The Archbishop Cannot Cope!
LAST year, a consistory (solemn council of cardinals) was organized to discuss certain matters that are of great concern to the Catholic Church. One of these, according to the newspaper Il Sabato, is “the aggressiveness of the sects.” However, the newspaper said: “It should be no problem for the cardinals to reach agreement on this point. All are in accord that there is a need for a more in-depth study of the phenomenon of new religious movements and also a need to prevent, as far as possible, their expansion.”
Evidently, though, “the aggressiveness of the sects” is not just a problem in Italy. Il Sabato reports: “While visiting the Vatican recently, Archbishop Kirill of Smolensk [one of Russia’s oldest cities] . . . asked the pope for ecumenical aid in coping with the overwhelming growth of Jehovah’s Witnesses and similar groups in the Soviet Union.”

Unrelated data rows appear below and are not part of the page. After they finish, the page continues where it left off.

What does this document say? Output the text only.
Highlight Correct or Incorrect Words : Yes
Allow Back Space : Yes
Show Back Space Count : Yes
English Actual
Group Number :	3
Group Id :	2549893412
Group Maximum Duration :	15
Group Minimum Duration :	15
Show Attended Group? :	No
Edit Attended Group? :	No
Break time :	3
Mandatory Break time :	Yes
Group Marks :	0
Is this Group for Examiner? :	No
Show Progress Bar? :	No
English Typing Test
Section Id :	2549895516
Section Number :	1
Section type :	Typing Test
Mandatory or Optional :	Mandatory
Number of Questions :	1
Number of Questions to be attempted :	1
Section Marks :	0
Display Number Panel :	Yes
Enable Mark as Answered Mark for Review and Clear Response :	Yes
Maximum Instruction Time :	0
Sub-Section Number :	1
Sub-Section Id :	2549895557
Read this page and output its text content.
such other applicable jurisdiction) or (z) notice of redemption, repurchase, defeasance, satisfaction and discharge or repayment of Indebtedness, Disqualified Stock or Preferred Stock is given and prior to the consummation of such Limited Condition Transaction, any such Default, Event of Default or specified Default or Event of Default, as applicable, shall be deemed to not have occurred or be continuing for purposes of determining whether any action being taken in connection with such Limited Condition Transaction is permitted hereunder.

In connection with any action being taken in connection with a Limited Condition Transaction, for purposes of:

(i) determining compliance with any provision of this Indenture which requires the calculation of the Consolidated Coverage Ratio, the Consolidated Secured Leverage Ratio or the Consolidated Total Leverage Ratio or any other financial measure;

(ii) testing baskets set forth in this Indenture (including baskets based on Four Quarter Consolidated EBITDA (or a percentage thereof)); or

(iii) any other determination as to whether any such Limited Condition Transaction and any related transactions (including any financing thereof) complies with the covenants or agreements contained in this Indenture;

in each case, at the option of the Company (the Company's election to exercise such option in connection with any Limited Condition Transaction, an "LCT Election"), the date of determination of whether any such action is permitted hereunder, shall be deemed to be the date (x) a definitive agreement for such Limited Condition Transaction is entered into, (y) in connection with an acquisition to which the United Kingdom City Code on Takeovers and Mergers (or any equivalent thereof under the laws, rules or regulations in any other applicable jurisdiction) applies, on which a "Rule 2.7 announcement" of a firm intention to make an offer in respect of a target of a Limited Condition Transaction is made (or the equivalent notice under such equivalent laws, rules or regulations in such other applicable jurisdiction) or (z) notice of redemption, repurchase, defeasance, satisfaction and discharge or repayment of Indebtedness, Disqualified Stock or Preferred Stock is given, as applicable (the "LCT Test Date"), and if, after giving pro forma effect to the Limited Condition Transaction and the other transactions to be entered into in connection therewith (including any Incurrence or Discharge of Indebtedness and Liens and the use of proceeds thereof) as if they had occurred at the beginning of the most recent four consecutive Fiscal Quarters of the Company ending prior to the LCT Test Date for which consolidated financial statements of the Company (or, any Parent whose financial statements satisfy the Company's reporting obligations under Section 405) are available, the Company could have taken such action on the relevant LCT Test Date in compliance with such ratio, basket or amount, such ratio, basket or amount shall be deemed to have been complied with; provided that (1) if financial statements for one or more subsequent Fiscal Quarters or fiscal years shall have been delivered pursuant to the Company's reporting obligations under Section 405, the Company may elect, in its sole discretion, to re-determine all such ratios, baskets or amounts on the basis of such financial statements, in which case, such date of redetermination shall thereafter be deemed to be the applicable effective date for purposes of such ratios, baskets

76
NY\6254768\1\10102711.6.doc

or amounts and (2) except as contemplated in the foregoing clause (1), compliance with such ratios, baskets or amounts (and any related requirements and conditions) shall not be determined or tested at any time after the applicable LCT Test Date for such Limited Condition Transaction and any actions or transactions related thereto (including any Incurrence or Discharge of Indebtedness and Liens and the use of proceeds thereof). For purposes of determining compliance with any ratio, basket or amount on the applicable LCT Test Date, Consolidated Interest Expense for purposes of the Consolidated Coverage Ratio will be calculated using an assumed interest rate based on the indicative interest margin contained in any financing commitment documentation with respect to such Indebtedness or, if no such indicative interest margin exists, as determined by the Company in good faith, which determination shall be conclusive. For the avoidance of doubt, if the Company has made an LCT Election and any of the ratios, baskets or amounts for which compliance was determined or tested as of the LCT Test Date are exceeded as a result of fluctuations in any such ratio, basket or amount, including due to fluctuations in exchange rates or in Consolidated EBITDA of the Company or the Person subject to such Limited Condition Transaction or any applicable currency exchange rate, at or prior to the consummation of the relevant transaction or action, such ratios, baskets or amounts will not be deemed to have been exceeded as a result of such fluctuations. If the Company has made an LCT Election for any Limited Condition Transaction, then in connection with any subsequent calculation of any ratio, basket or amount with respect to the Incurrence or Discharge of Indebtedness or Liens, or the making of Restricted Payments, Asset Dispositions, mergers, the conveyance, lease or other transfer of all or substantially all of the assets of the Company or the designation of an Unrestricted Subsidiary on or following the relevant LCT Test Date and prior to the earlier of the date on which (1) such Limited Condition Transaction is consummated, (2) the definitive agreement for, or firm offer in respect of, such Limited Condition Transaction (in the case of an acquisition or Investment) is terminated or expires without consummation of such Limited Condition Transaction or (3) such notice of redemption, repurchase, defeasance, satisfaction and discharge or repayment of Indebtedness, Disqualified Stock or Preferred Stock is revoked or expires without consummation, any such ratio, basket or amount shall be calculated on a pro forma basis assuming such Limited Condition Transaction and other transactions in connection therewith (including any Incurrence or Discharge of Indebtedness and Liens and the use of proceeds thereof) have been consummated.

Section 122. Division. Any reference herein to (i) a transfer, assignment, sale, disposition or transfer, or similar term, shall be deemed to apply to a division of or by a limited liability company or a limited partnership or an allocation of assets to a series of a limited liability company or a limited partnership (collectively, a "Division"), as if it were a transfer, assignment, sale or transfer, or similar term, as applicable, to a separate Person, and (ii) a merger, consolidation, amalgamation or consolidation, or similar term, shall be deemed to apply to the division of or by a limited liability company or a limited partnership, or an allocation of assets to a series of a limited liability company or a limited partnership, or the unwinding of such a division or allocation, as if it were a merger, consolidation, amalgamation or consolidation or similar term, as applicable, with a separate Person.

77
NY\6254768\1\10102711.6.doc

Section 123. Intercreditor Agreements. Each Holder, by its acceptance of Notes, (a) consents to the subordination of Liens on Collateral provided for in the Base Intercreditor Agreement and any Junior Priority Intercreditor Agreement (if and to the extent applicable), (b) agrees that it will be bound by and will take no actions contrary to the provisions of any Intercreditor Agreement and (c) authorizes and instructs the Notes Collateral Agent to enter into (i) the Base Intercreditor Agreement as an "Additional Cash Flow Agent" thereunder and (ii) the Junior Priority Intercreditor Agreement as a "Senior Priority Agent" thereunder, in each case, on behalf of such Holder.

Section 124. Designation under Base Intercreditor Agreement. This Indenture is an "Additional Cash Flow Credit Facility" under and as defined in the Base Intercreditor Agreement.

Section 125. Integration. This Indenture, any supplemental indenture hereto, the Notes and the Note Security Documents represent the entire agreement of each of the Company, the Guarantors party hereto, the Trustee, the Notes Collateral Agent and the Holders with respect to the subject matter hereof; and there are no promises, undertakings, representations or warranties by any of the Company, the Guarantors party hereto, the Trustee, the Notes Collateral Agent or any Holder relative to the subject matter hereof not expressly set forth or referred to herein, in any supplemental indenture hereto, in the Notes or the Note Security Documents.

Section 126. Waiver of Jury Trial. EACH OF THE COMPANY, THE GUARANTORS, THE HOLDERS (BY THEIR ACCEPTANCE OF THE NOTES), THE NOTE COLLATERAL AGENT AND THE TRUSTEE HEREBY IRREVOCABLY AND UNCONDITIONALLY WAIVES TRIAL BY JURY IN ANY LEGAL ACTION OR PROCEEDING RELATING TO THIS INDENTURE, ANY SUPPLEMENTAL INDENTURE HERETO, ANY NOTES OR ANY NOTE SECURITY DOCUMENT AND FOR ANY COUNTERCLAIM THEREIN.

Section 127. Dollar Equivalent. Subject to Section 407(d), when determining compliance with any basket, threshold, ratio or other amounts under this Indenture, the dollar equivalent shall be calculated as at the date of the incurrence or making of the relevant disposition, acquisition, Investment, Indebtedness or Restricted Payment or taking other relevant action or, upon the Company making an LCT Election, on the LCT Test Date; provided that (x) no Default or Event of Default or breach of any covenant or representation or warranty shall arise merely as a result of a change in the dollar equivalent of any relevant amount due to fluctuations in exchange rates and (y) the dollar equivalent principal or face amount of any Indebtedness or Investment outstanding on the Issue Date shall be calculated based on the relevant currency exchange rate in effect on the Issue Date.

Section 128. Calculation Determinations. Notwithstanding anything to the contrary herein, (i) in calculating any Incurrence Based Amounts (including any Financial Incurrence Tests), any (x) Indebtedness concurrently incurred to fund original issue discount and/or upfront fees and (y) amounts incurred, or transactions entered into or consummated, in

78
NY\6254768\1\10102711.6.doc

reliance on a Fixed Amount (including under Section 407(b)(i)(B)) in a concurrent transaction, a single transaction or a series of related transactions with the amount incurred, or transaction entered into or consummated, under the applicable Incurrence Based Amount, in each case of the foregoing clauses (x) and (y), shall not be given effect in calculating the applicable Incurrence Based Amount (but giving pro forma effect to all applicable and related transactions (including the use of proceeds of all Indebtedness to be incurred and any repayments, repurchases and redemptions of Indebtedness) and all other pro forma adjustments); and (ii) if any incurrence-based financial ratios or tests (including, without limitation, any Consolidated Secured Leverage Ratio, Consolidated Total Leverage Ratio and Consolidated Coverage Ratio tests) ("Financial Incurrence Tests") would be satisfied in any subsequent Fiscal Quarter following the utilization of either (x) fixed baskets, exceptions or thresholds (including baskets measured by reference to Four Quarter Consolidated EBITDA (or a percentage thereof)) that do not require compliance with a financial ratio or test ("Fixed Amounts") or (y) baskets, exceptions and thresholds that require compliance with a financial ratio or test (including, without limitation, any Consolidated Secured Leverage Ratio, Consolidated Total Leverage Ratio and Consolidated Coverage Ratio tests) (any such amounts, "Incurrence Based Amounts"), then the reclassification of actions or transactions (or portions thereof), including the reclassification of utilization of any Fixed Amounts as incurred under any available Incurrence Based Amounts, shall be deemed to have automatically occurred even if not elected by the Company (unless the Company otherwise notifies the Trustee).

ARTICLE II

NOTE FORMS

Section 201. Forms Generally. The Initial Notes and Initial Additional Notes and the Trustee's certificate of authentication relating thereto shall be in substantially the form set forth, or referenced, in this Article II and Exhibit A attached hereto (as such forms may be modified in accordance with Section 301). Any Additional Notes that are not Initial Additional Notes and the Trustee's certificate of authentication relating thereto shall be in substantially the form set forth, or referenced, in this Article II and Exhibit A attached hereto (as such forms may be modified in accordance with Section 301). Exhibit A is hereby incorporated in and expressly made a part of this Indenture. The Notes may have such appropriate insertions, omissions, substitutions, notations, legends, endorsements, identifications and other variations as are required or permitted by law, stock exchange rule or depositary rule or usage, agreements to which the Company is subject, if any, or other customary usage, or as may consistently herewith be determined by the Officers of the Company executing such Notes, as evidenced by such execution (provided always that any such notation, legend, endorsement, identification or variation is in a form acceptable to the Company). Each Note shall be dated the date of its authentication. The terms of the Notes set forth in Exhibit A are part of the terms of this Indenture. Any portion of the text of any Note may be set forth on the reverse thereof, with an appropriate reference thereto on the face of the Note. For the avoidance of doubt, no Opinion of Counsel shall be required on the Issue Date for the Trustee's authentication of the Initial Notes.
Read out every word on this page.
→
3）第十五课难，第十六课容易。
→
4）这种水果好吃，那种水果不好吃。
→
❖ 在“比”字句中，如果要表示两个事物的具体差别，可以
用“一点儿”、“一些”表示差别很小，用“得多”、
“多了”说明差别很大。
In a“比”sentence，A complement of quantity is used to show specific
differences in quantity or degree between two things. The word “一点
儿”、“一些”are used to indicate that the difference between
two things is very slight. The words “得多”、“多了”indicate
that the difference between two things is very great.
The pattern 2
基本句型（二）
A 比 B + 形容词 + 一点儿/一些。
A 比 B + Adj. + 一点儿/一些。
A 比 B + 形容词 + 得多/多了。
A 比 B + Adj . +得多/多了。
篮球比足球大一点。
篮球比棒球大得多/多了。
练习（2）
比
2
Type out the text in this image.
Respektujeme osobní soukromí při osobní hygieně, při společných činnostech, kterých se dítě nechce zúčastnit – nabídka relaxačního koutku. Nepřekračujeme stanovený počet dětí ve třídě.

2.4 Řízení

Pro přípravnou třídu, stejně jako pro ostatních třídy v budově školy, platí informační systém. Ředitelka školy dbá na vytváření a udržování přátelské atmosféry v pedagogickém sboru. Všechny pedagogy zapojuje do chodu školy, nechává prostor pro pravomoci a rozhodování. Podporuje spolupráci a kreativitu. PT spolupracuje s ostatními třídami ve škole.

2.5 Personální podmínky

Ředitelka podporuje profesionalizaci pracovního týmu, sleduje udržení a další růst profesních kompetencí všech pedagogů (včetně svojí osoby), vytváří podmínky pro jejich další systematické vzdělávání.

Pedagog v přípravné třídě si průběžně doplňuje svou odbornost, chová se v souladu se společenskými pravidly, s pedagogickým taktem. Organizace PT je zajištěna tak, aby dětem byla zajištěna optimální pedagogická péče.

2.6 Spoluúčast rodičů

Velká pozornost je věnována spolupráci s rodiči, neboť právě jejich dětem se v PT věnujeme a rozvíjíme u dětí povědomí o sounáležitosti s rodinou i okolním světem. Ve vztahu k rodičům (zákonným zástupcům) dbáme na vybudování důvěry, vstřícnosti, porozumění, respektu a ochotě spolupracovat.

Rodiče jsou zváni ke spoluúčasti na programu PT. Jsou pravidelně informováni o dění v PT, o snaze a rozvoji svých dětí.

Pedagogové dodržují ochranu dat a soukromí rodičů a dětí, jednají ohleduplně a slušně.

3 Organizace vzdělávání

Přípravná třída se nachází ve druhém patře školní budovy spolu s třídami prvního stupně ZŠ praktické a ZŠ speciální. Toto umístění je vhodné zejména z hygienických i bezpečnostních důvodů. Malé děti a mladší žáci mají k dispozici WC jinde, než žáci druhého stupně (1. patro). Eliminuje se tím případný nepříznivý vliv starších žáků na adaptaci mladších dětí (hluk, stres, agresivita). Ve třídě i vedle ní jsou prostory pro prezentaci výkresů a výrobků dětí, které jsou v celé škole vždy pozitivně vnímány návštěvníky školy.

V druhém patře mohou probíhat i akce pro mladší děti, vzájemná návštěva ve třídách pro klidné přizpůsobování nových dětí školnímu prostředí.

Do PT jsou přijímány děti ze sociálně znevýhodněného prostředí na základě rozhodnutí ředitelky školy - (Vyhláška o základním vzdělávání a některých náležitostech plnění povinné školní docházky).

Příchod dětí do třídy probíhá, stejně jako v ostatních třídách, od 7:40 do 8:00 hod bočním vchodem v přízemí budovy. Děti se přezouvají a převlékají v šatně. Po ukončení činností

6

In the first century, leaders of established religion had similar complaints when Christianity was spread aggressively by its adherents. On one occasion indignant Jews complained to the city rulers: “These men that have overturned the inhabited earth are present here also”! (Acts 17:6) Back then, religious leaders tried hard to stop the spread of Christianity, but they failed. Today also, any effort to stop the spread of true Christian doctrine is doomed to failure. God himself promises: “Any weapon whatever that will be formed against you will have no success, and any tongue at all that will rise up against you in the judgment you will condemn. This is the hereditary possession of the servants of Jehovah, and their righteousness is from me.”—Isaiah 54:17.